Aylar önce başladığım ve bir türlü sona erdiremediğim yazı dizisinin, ‘yirmi dördüncüsü’ yayınlanmıştı iki hafta önce. Konu, hükümet sistemleri ve o sistemlerin demokratikleşmesiydi. Yazıların hedef kitlesi, ilgili, merak eden ancak bu güne dek konuya ilişkin bir şey okumamış olanlardı. Osmanlı-Türk anayasal gelişmelerinden ve diğer ülkelerin hükümet deneyiminden söz ederken, elimden geldiğince ilkelerin, kurumların, geleneklerin ve ‘sözcüklerin’ tarihini anlatmaya çalıştım. Çünkü ‘norm’, oluşur. Onun oluşma süreci bilinmediğinde, normla ilgili olan ya da öyle görünen açmazları kavramak mümkün olamıyor.
1876’dan bugüne toprağımızda anayasa tartışmasının sona ermemesinde herhalde en günahsızı, anayasaların metinleridir. Siyasal/toplumsal sorunların genellikle anayasa-yasalara havale edilmesinde, o metinlerin zannedildiği ölçüde payı yok. Türkiye’de iktidarlar, çözemedikleri, çözmeye cesaret edemedikleri, hatta çoğu zaman varlığını kabullenmekte zorlandıkları tarihsel ya da güncel sorunları, yasaların sözcüklerine ve mahkemelere havale etti. Oysa siyasal ve toplumsal çatışmalar mahkemede çözülmez.

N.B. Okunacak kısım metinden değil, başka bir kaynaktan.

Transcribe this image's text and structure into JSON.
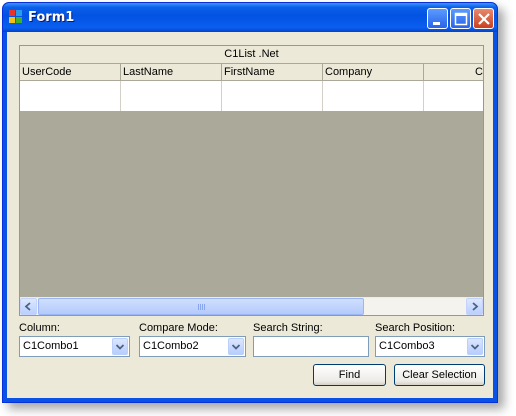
{
  "window": {
    "title": "Form1",
    "icons": {
      "app": "form-app-icon",
      "minimize": "minimize-icon",
      "maximize": "maximize-icon",
      "close": "close-icon"
    }
  },
  "grid": {
    "caption": "C1List .Net",
    "columns": [
      "UserCode",
      "LastName",
      "FirstName",
      "Company",
      "C"
    ],
    "scroll_grip": "|||"
  },
  "controls": {
    "column": {
      "label": "Column:",
      "value": "C1Combo1"
    },
    "compare_mode": {
      "label": "Compare Mode:",
      "value": "C1Combo2"
    },
    "search_string": {
      "label": "Search String:",
      "value": ""
    },
    "search_position": {
      "label": "Search Position:",
      "value": "C1Combo3"
    }
  },
  "buttons": {
    "find": "Find",
    "clear_selection": "Clear Selection"
  },
  "colors": {
    "titlebar": "#0a5fe8",
    "client": "#ece9d8",
    "grid_empty": "#aba99a"
  }
}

Çözülmedi, çözülmeyecek de.
Oysa yazı dizisine başlamak için, anayasa tartışmasının olmadığı bir dönemi seçmiştim. Rahat düşünebilmek ve yazabilmek için. Bir anayasa değişikliği kavgası başladığında böyle bir diziyi sürdürmek zorlaşır. Ayrıca, doğrudan güncele ilişkin söyleyeceğiniz bir şey varsa da, büyük gürültü içinde duyulmaz olur. Kişisel olarak, bu durum ve duyguyu 2010’da yeteri kadar yaşadım. Makul bir söz söylemeye çabalayan her satırın nasıl olup duvara çarptığını ve duyulmaz hale geldiğini, getirildiğini deneyimledim.

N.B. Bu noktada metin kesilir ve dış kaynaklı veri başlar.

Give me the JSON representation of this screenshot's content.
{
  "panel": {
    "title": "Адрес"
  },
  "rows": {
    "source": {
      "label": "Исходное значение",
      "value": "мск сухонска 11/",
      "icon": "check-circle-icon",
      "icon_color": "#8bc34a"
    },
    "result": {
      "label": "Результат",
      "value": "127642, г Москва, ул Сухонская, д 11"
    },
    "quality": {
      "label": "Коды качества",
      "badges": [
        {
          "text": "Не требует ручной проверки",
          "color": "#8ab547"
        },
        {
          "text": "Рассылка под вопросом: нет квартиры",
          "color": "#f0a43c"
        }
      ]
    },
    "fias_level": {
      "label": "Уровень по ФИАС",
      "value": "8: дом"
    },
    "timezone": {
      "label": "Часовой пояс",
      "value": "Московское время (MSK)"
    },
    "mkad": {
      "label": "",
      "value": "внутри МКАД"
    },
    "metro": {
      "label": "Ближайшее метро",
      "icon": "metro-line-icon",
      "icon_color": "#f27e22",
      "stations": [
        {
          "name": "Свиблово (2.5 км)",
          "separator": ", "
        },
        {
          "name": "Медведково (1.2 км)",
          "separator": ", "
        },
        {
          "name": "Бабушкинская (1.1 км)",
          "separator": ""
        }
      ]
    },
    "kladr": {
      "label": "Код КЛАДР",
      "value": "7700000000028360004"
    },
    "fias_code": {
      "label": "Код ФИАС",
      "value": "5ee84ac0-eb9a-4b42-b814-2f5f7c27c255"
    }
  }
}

Hal böyleyken iki haftadır, ‘anayasa yazıları’ konusunda ne yapmam gerektiğimi düşünüyorum. Elimden başka bir şey gelmediğinden, anayasa yazmayı sürdüreceğim sürdürmesine, ancak güncel anayasaya önerisi (!) ‘oltasına’ gelmemekten, hatta ortaya bir metin çıkarsalar dahi, görmemek ve duymamaktan yanayım. Tabii hiç zannetmesem de, bir metni toplumun önüne koyarlarsa o zaman yazmak zorunda hisseder insan, başka mesele. Ama keşke, o durumda dahi görmezden gelinebilse. Keşke.
Kötü bir şaka diyeceğim ama o bile iltifat kalır. Muhtemelen daha önce defalarca yaptıkları gibi, nabız tutup hayalini kurduklarının ‘yolunu yapmaya’ çalışıyorlar. Ülkenin şu koşullarında yeni anayasadan, yok efendim 1921 ruhundan, demokrasiden, katılımdan vs. bahsedebilmeleri hakikaten sözsüz bırakıyor insanı. Türkiye’nin 2021’i, olsa olsa ‘anayasa tartışılamayacak koşullar’ bahsine konu ve katkı olur.

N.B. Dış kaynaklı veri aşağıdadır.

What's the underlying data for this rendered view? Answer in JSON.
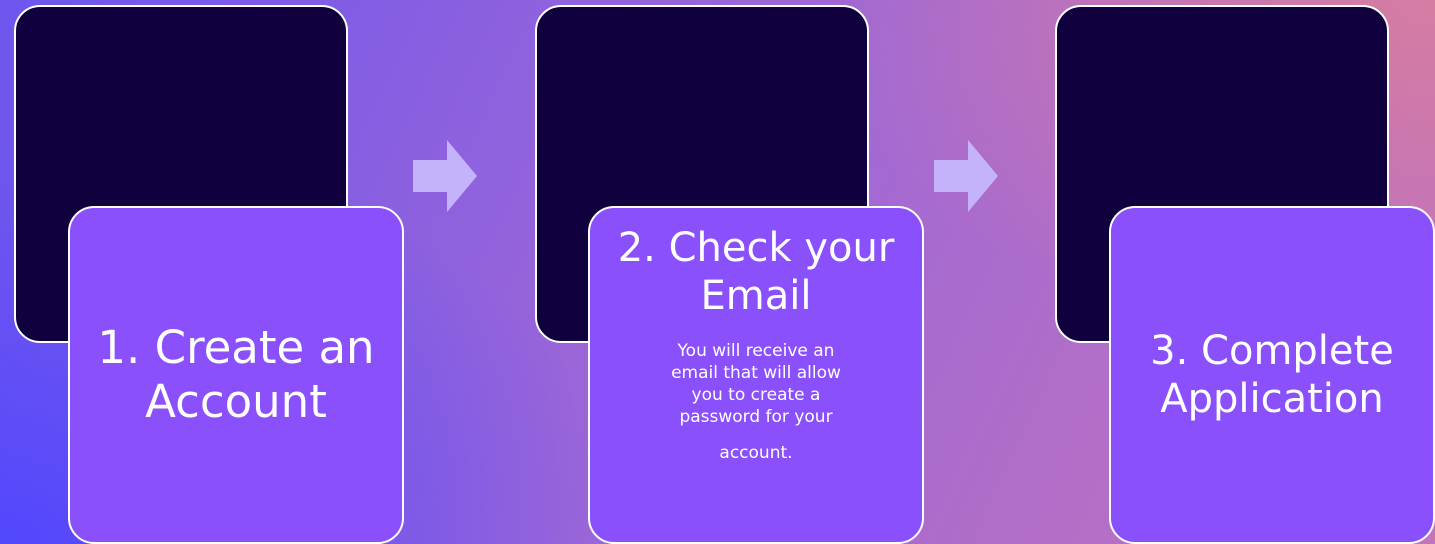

Her neyse, lafı uzatmak dahi saçma görünüyor. Kendilerine, iyi ‘ruh çağırmalar’ dilerim. Hiç kuşkusuz, âdetten olduğu üzere “Ne yani sizler darbe anayasasından mı yanasınız?” gibi zırva ithamlar işitilecektir, ancak bu kez 2010’dan farklı olarak bunların hiçbir muhalif tarafından ciddiye alınmayacağını tahmin ediyorum. Ola ki hâlâ beklentisi olan ‘bir’ muhalif kaldıysa, diyecek bir şey yok, Allah çoluk çocuğuna, sevenlerine sabır versin. ‘Anayasa’ ile ilgisi olmayan bu anayasa gevezeliğinin, bir an önce sönümlenmesini dilerim.